The problem the trucking market has and continues to have is there are significantly more trucks available than current demand, which is a product of transitioning rapidly from a period in which demand greatly exceeded supply of capacity. The recent demand spikes have had little to no impact on the spot market because of this.
The Outbound Tender Volume Index (OTVI) has increased like this once already this year, rising 6% in the last week of February before trending lower into mid-April. Spot rates only stalled for a moment before dropping an additional 3% through March.
In a more stable environment, a 6% increase in the OTVI would be a significant disruption to capacity. In late May of 2019, the OTVI jumped nearly 7%, which helped push spot rates 6.5% higher over a two-week period.
The recent uptick in OTVI has only managed to keep spot rates from falling further.
The late-April surge is coming from a multitude of origins and not just a few places. This is a sign that general freight demand is getting better from more than a few sectors or industries.
Taking a look at tender volumes by market, 110 of the 135 markets are showing an increase in tenders over the past two weeks. Some of them, like Dallas and Elizabeth, New Jersey, are quite significant.
April is not traditionally a seasonally strong month and has no consistent event that triggers aggregate demand-side increases. Something like this is expected toward the end of March, with the end-of-quarter shipping, or around the upcoming holidays.
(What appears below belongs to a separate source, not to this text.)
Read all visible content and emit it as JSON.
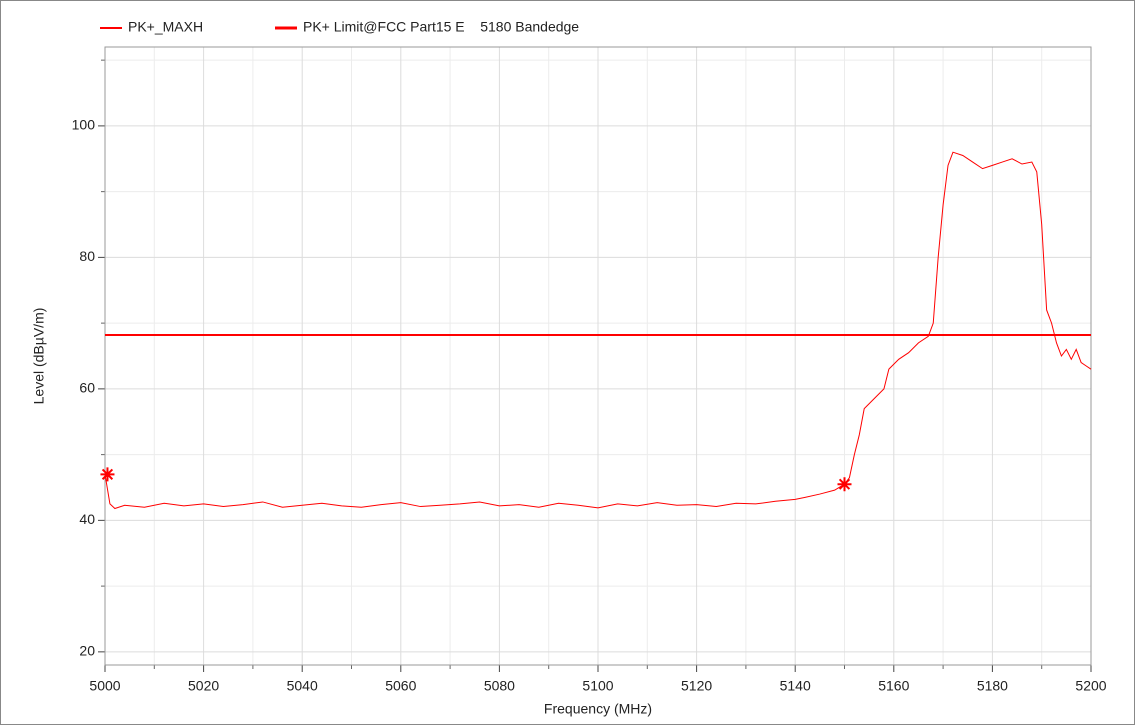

Demand may be the only reason spot rates have leveled. Spot rates excluding total estimated fuel costs are only 3% higher than they were in the spring of 2019. It doesn’t take an economist to figure that operating costs have grown more than 3% over the past four years, meaning the spot market consists largely of loads moving at a loss.
And therein lies the rub. While stabilization of rates and demand may be good in itself, it by no means indicates the struggle is over for transportation providers large and small.
Capacity may take a while to come into relative balance with demand, which means several more months of subdued rates and low utilization.
The economic environment is also pretty grim, meaning that this near-term stability may not be a reliable predictor of the future. Investment sentiment is down, and that is working its way into consumption behavior slowly.
Regardless of what this means for the future, it will be something to monitor and take for what it is — a period of less bad that supports a softer economic landing is possible.